Early in 1864 he was appointed engineer officer to
General Grover in a proposed campaign against
Mobile, where he had charge of construction of field fortifications in
East Louisiana, for which he received from
General Grover a personal letter commending him for his faithful and efficient service in designing and constructing the fortifications at
Madisonville, on the east shore of
Lake Pontchartrain.
In the midst of this work the
Red River campaign was entered upon, and
Mr. Elliot was assigned to duty in this newly-formed army.
He participated in all the fortunes and misfortunes of this campaign till
Alexandria, on the
Red River, was reached, when he was brought to a sudden halt by his not-to-be-avoided enemy, malarial fever, which entirely incapacitated him for further service in the
Union Army.
Having executed the work in the army to which
Providence had called him to the entire satisfaction of his commanding officers,
Mr. Elliot, as a citizen engineer, received his honorable discharge from the
Union service and returned to his
Massachusetts home in April, 1864.
I have tried to give, though briefly and imperfectly, a chronological account of our late associate's army service.

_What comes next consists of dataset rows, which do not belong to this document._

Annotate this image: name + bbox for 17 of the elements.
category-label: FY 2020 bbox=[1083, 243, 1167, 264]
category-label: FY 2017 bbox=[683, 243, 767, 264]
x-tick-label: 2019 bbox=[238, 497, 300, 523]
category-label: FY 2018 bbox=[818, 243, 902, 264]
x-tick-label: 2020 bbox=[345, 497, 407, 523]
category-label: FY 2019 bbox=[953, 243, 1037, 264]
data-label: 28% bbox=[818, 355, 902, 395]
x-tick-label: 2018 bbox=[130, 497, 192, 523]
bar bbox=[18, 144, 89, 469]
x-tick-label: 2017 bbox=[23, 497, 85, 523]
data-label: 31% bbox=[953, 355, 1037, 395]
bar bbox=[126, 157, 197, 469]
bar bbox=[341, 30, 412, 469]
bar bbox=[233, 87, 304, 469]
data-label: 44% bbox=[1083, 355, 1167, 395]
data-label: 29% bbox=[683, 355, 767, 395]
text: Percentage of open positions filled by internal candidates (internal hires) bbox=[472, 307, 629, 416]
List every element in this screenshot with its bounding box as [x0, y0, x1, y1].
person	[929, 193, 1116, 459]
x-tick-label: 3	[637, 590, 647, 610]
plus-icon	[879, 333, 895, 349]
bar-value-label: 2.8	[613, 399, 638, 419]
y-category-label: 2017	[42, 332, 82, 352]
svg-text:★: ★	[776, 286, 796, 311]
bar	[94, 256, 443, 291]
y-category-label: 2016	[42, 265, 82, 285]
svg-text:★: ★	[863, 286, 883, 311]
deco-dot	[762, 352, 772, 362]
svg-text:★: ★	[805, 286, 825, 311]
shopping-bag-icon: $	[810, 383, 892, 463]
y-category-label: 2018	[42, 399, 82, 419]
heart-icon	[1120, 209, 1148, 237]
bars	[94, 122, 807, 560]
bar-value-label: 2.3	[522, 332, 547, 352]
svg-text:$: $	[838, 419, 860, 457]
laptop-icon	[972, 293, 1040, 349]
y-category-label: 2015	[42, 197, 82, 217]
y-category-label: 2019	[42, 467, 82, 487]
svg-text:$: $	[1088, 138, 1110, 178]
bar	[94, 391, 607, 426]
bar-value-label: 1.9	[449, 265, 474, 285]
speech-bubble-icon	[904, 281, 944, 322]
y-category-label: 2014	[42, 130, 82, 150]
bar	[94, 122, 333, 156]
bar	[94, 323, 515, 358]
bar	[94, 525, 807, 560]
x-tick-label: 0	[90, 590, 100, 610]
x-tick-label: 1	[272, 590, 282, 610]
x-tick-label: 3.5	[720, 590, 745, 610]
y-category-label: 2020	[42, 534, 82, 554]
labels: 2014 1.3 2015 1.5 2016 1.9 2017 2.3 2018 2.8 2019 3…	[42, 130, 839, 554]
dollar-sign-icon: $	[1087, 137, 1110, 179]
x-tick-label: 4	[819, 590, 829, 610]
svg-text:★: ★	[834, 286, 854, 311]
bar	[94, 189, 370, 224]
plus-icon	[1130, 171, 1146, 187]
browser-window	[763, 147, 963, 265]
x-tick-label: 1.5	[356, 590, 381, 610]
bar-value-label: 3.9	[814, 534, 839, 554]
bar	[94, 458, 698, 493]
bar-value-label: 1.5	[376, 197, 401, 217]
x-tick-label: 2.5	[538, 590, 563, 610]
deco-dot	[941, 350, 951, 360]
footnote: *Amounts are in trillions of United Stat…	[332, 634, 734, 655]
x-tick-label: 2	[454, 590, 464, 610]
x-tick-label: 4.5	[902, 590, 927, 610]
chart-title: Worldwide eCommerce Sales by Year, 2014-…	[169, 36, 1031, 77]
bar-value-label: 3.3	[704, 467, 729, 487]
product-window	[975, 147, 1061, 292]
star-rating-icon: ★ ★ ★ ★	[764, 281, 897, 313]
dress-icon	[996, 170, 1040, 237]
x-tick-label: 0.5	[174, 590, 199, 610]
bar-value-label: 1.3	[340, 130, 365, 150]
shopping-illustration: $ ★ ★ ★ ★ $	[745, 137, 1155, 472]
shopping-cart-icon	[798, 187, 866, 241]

Let me add that commanding officers in the army have their own peculiar methods of showing their appreciation of the value of a man. Twice, at least,
Mr. Elliot received special mention for meritorious service in the field, and was twice urged to accept a commission, both of which commissions he modestly declined to accept, the one act of his long and eminently useful life I deeply regret, because thereby he rendered himself ineligible to membership in the Grand Army of the Republic, for the comrades of which order he said and did so much!
Nevertheless, for what he was and for what he did we revere his memory.
Having conscientiously given the best there was in him to our common country in its time of dire necessity, he was satisfied to retire from the service with an honorable discharge as a citizen of this Grand Republic.